I wouldn’t ever put a baby who isn’t yet mobile and fully regulating his own breathing in a bed by himself because I think that’s a huge reason why so many babies die of SIDS. This is backed up by research by Dr. Sears. He wrote a whole book on it and spent much time with hi-tech sleep equipment tracking the sleep patterns of infants when sleeping with and away from their mothers. He says it has to do with “sleep apnea.” The theory is that in a bed separate from you, your infant cannot hear your heartbeat and breathing, which is what apparently stimulates him to keep breathing, subconsciously. As you know, infants do not regulate their own breathing and often have stop-breathing episodes. The danger is when these episodes last too long and the child suffocates and dies. Theoretically, then, if the infant “hears” his mother breathing, this will not happen. So that’s why I absolutely would not sleep away from my baby until breathing is fully regulated.
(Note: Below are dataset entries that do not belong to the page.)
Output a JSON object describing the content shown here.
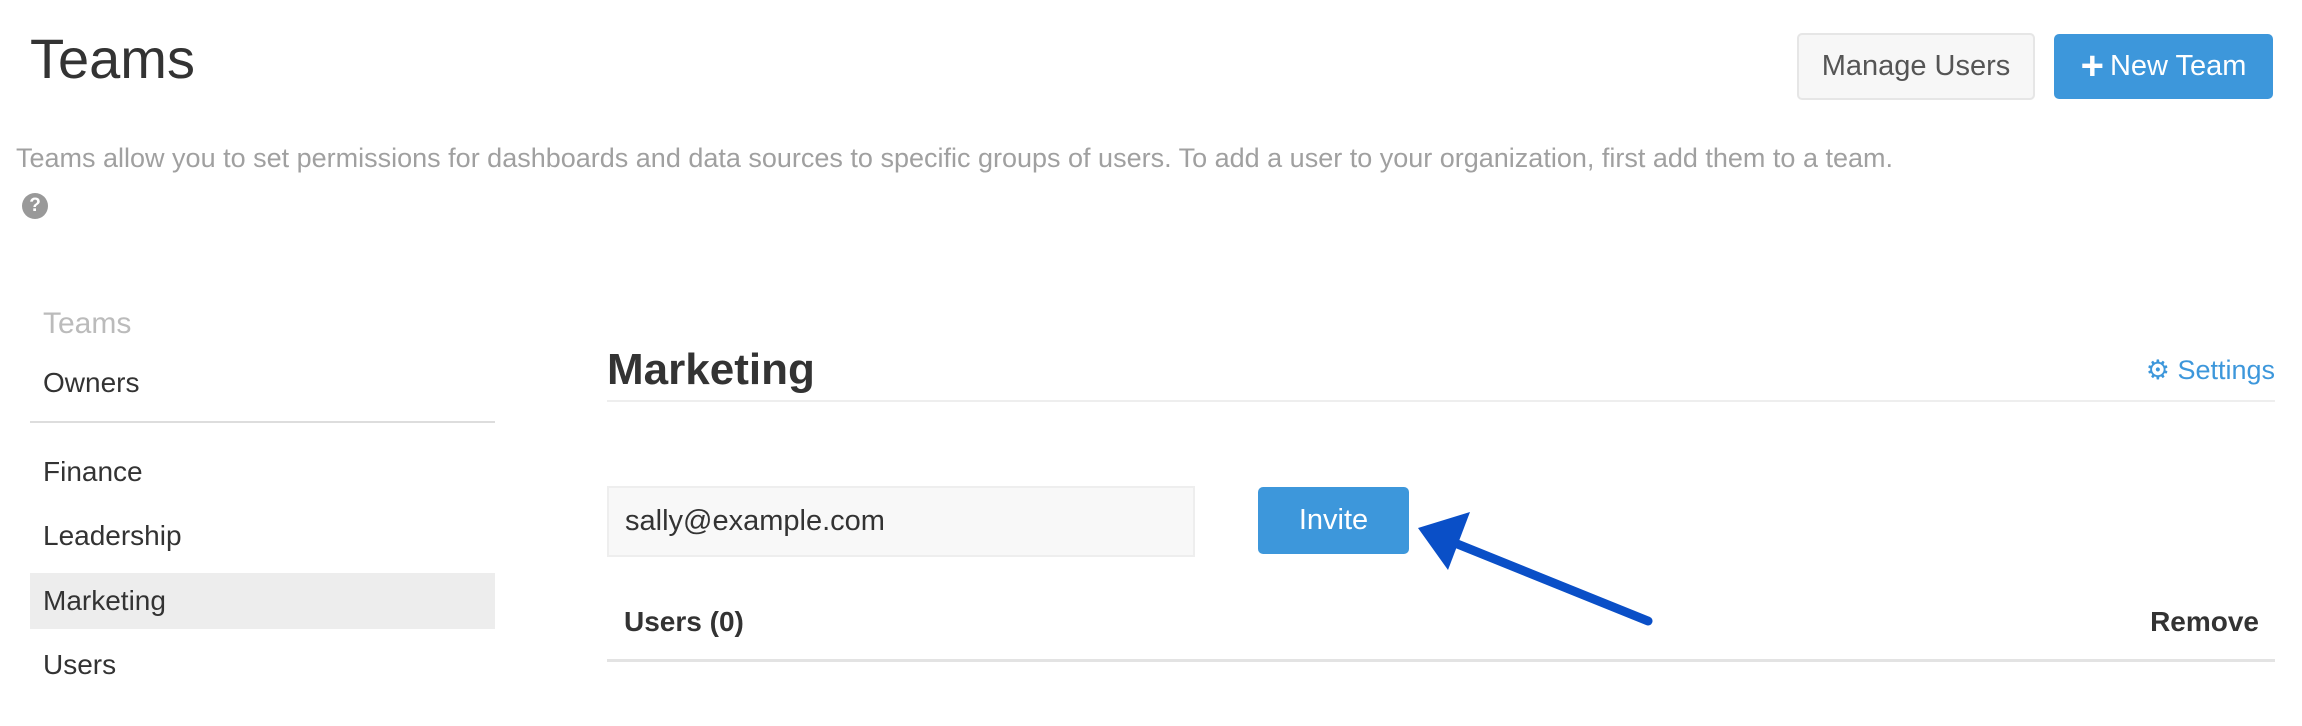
{
  "header": {
    "title": "Teams",
    "manage_users": "Manage Users",
    "new_team": "New Team",
    "new_team_icon": "plus-icon"
  },
  "description": "Teams allow you to set permissions for dashboards and data sources to specific groups of users. To add a user to your organization, first add them to a team.",
  "sidebar": {
    "heading": "Teams",
    "items": [
      {
        "label": "Owners"
      },
      {
        "label": "Finance"
      },
      {
        "label": "Leadership"
      },
      {
        "label": "Marketing",
        "selected": true
      },
      {
        "label": "Users"
      }
    ]
  },
  "main": {
    "title": "Marketing",
    "settings": "Settings",
    "invite_input": "sally@example.com",
    "invite_button": "Invite",
    "users_header": "Users (0)",
    "remove_header": "Remove"
  },
  "colors": {
    "accent": "#3d97db",
    "arrow": "#0a4fc7"
  }
}
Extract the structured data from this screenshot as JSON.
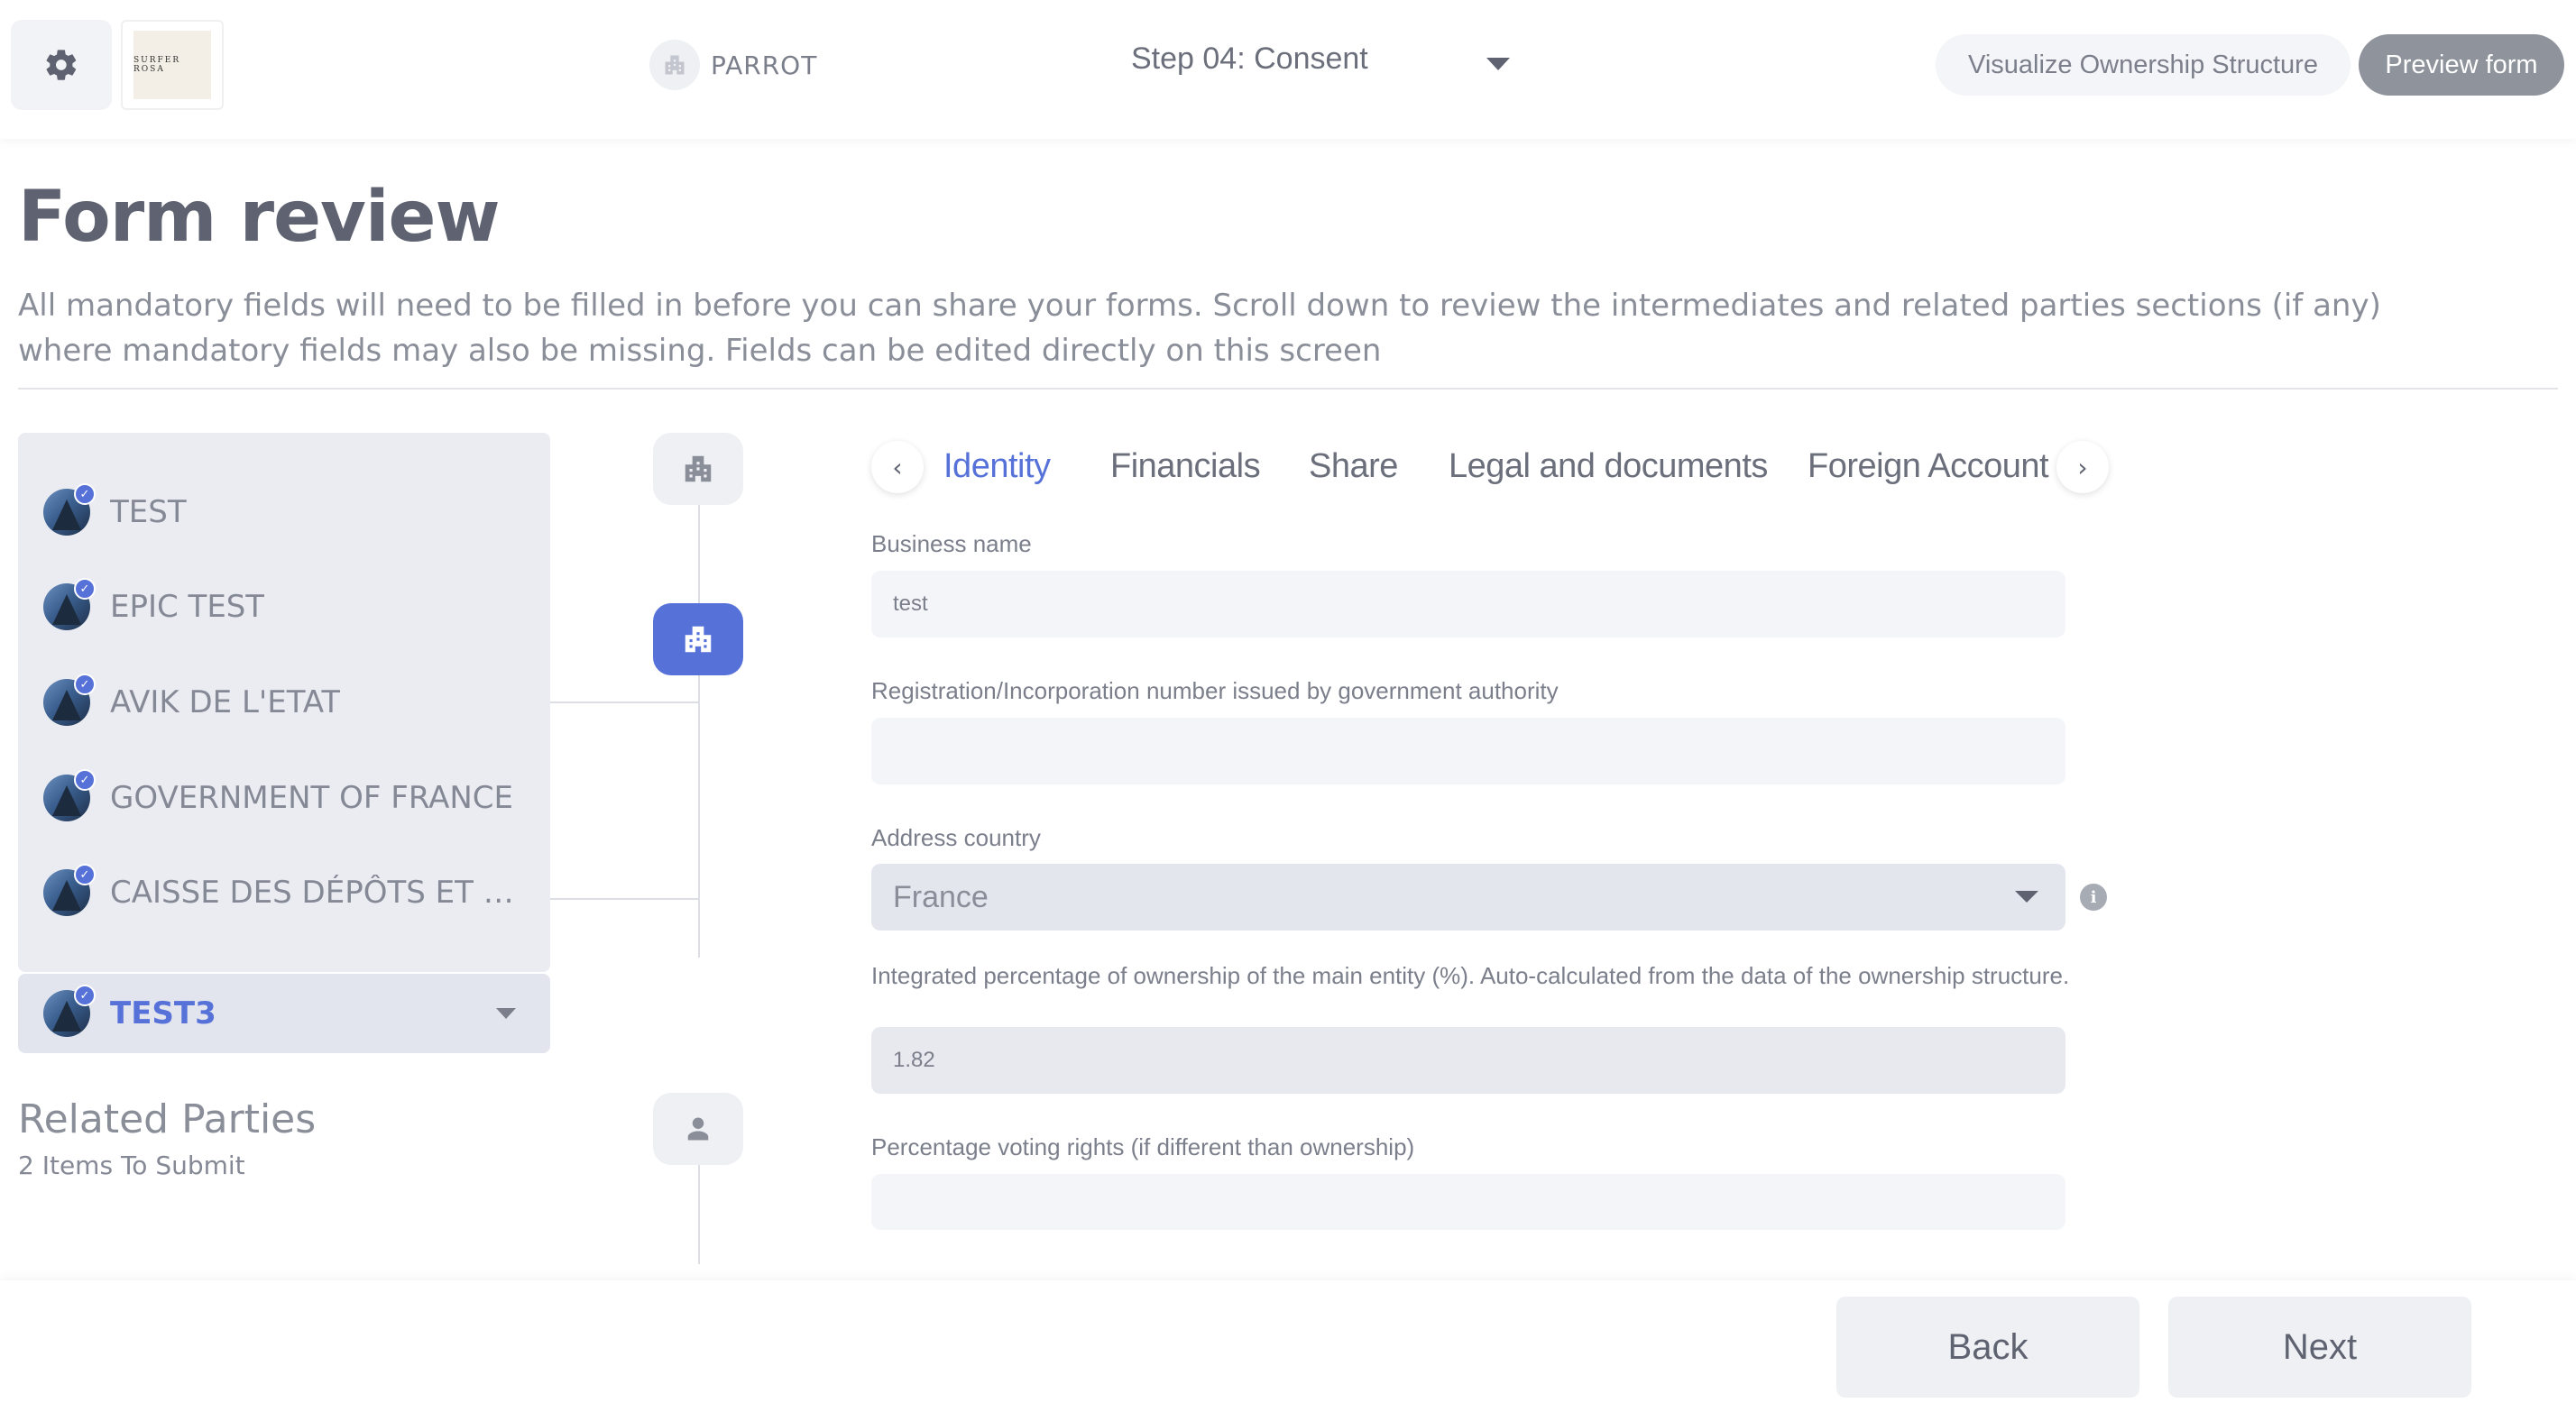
{
  "header": {
    "settings_icon": "gear-icon",
    "logo_text": "SURFER ROSA",
    "company_name": "PARROT",
    "step_label": "Step 04: Consent",
    "visualize_label": "Visualize Ownership Structure",
    "preview_label": "Preview form"
  },
  "page": {
    "title": "Form review",
    "description": "All mandatory fields will need to be filled in before you can share your forms. Scroll down to review the intermediates and related parties sections (if any) where mandatory fields may also be missing. Fields can be edited directly on this screen"
  },
  "entities": {
    "items": [
      {
        "label": "TEST"
      },
      {
        "label": "EPIC TEST"
      },
      {
        "label": "AVIK DE L'ETAT"
      },
      {
        "label": "GOVERNMENT OF FRANCE"
      },
      {
        "label": "CAISSE DES DÉPÔTS ET CO..."
      }
    ],
    "selected": "TEST3"
  },
  "related_parties": {
    "title": "Related Parties",
    "subtitle": "2 Items To Submit"
  },
  "tabs": [
    "Identity",
    "Financials",
    "Share",
    "Legal and documents",
    "Foreign Account"
  ],
  "active_tab": "Identity",
  "form": {
    "business_name": {
      "label": "Business name",
      "value": "test"
    },
    "registration_number": {
      "label": "Registration/Incorporation number issued by government authority",
      "value": ""
    },
    "address_country": {
      "label": "Address country",
      "value": "France"
    },
    "ownership_percentage": {
      "label": "Integrated percentage of ownership of the main entity (%). Auto-calculated from the data of the ownership structure.",
      "value": "1.82"
    },
    "voting_rights": {
      "label": "Percentage voting rights (if different than ownership)",
      "value": ""
    }
  },
  "footer": {
    "back_label": "Back",
    "next_label": "Next"
  },
  "colors": {
    "accent": "#5672d9",
    "preview_button": "#8e939c"
  }
}
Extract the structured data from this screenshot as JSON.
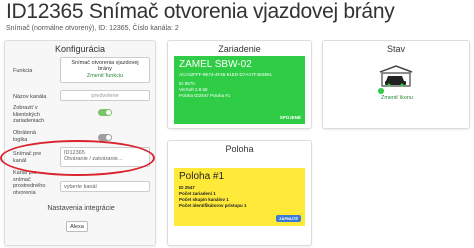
{
  "header": {
    "title": "ID12365 Snímač otvorenia vjazdovej brány",
    "subtitle": "Snímač (normálne otvorený), ID: 12365, Číslo kanála: 2"
  },
  "config": {
    "title": "Konfigurácia",
    "funkcia_label": "Funkcia",
    "funkcia_value_line1": "Snímač otvorenia vjazdovej",
    "funkcia_value_line2": "brány",
    "funkcia_link": "Zmeniť funkciu",
    "nazov_label": "Názov kanála",
    "nazov_value": "predvolene",
    "zobrazit_label_line1": "Zobraziť v",
    "zobrazit_label_line2": "klientských",
    "zobrazit_label_line3": "zariadeniach",
    "obratena_label_line1": "Obrátená",
    "obratena_label_line2": "logika",
    "snimac_label_line1": "Snímač pre",
    "snimac_label_line2": "kanál",
    "snimac_value_line1": "ID12365",
    "snimac_value_line2": "Otváranie / zatváranie...",
    "kanal_label_line1": "Kanál pre",
    "kanal_label_line2": "snímač",
    "kanal_label_line3": "prostredného",
    "kanal_label_line4": "otvorenia",
    "kanal_value": "vyberte kanál",
    "integrations_title": "Nastavenia integrácie",
    "alexa_button": "Alexa"
  },
  "device": {
    "title": "Zariadenie",
    "name": "ZAMEL SBW-02",
    "guid": "ACA32FFF-9E74-4F46-81ED-D7AA7F4E6961",
    "id_line": "ID 8570",
    "version_line": "VerSoft 2.8.58",
    "location_line": "Poloha ID2547 Poloha #1",
    "badge": "SPOJENÉ"
  },
  "status": {
    "title": "Stav",
    "link": "Zmeniť ikonu"
  },
  "location": {
    "title": "Poloha",
    "name": "Poloha #1",
    "id_line": "ID 2547",
    "devices_line": "Počet zariadení 1",
    "groups_line": "Počet skupín kanálov 1",
    "access_line": "Počet identifikátorov prístupu 1",
    "badge": "ZAPNUTÉ"
  }
}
After that is established, other factors come into play. Nursing at night is very healthy for the child and helps to keep your cycles at bay for a good while. Mine came back at her first birthday, but even now I’m having trouble conceiving and it looks like I’ll have to start night weaning soon, to see if that works. The question becomes, how independent do I want her to be right now, and is she truly ready for that? Usually, it’s best to allow children to reach independence on their own timetables, and not to hurry the process simply because it inconveniences us a little. That said, there are without a doubt plenty of reasons why it would be better for a child to sleep at least in his own bed next to yours, or perhaps in another room.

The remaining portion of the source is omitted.